By Rachel Knudsen
Benjamin Diaz Villa
For Benjamin Diaz Villa, the decision to study engineering was a no-brainer. Born in Colombia, Diaz Villa moved to the United States with his family as a child. Not yet fluent in English, he was immediately drawn to math and science since both are universal languages.
As a teenager, Diaz Villa attended the Michael E. DeBakey High School for Health Professions, which is a Houston Independent School District total magnet school. His studies there affirmed his interests in engineering, and Diaz Villa joined the UH mechanical engineering department in 2017 as a freshman.
Since that time, Diaz Villa has interned at Technip FMC, worked as a research assistant in Dr. Ralph Metcalfe’s computational fluid dynamics lab, and received numerous scholarships and awards, including an award for being an Outstanding Honors First-Year Student in 2018.
As for what comes next, Diaz Villa already has that figured out. He is making plans to pursue a Ph.D. in aerospace engineering after he graduates.

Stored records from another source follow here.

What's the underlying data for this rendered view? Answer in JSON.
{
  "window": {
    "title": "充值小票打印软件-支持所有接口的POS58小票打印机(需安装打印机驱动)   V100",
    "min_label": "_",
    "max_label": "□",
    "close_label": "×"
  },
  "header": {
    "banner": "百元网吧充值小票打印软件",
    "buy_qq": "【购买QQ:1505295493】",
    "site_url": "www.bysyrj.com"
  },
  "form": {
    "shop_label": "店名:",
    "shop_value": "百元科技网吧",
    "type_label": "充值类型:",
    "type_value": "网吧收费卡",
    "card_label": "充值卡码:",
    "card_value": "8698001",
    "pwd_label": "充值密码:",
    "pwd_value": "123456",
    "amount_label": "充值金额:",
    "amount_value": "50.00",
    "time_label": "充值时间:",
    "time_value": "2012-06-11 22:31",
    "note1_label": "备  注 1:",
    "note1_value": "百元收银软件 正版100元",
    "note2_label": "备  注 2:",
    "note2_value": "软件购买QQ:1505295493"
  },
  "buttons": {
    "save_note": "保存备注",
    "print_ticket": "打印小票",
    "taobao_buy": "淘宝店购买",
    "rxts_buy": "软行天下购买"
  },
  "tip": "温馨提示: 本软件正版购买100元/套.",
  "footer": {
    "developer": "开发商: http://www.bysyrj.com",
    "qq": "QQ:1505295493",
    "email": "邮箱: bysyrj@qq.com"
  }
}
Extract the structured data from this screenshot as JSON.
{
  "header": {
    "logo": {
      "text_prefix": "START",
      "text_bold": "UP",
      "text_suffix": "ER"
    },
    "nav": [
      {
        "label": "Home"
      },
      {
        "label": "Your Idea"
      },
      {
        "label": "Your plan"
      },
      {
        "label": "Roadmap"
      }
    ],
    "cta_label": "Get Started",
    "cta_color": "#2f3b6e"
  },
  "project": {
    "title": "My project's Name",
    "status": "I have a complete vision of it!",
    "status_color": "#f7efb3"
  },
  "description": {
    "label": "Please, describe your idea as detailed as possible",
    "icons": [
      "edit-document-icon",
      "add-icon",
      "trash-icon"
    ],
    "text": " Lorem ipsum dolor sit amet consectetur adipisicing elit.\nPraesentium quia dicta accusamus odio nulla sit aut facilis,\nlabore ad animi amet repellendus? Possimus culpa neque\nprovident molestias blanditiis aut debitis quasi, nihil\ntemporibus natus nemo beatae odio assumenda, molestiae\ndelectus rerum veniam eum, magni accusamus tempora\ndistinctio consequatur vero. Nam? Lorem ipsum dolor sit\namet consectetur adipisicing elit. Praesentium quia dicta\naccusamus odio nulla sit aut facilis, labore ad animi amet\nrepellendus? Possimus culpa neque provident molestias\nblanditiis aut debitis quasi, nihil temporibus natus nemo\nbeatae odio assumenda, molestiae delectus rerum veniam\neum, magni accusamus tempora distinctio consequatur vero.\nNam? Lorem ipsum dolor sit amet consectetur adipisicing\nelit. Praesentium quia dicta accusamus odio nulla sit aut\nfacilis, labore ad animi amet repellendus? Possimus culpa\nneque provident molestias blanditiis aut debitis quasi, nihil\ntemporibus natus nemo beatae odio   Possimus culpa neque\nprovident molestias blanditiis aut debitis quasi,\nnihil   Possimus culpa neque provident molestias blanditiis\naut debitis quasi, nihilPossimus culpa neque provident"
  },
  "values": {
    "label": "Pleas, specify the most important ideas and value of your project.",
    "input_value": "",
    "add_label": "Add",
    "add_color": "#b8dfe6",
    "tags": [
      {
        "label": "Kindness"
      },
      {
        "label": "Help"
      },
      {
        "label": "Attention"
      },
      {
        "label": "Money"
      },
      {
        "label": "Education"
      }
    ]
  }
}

Diaz Villa attributes his success to the support of his family, along with being well-rounded. He remarked that being involved in activities outside of his academics actually helped him with budgeting his time.
“If you only have your classes and nothing else, you’ll find that you are wasting so much of your free time on pointless things like playing on your phone or watching TV. But if you are involved in things outside of school, be it your church, a service project, or sports, you will feel more inclined to allocate your resources better and dedicate a certain amount of time for your studies,” he said. But Diaz Villa cautions not to overdo it, remarking that work-life balance is very important.
In his spare time, Diaz Villa is very active in his church and participates in the musical ensemble, named M4Es (Music for Engineers) at the college. The group gives a public performance on campus at the end of each semester.
Diaz Villa also credits the support he has received from his professors. “The professors here are very open about what they do, their research, their industry connections. It makes being a student here a great experience.”
Being an outstanding student is familiar territory for Laura Malcotti-Sanchez. She was named the Outstanding Junior in 2019, and for good reason. She has an impressive list of accomplishments from her time at the Cullen College, ranging from interning at Hewlett Packard Enterprise (HPE) to serving as a mentor in both the American Society of Mechanical Engineers and the Society of Women Engineers (SWE) Pros Mentorship programs.
Malcotti-Sanchez describes her internship at HPE as a turning point in her academic career. Initially unsure of what role a mechanical engineer would play at HPE, the experience introduced her to the field of thermal engineering. “It turned out there was this huge world that I didn’t even know about that’s dedicated to keeping computers cool and from overheating. It’s a huge challenge,” she explained. “After I finish my bachelor’s, I’m going to enter the accelerated master’s program here with a focus on thermal engineering. That’s where my passion is at right now.”
In addition, Malcotti-Sanchez was selected to be the recipient of the Cynthia Oliver Coleman P.E. (’71) Rising Star Award. Malcotti-Sanchez received the award at the Women in Engineering Celebration. The opportunity to meet Coleman, for whom the award is named, was an exciting experience. Coleman, who is an active supporter and alumna of the Cullen College, serves as a sponsor of the SWE Mentorship program. “She’s an inspiration. It’s really great when alumni come to the college and give back.”
When reflecting on her time at UH, Malcotti-Sanchez feels that the positive environment is what stands out from her experiences. “I originally chose to come to UH Engineering because I had this overwhelming feeling that everyone here genuinely wants you to be successful. I wanted to be in an environment like that.”
According to Malcotti-Sanchez, the support she has received from her professors has also been a huge perk. “The professors here are so compassionate, and they go out of their way to make sure you are successful,” she explained. “The professors are hands down the best part of being a student here because they care. And that makes a huge difference.”
When asked if she had any advice to give to other students, Malcotti-Sanchez had some wise words to share. “Pursue knowledge not for the sake of getting an ‘A’, but for the purpose of being a good engineer. Right now, there is no consequence if you mess up or do something wrong, so this is the time to try things and learn.”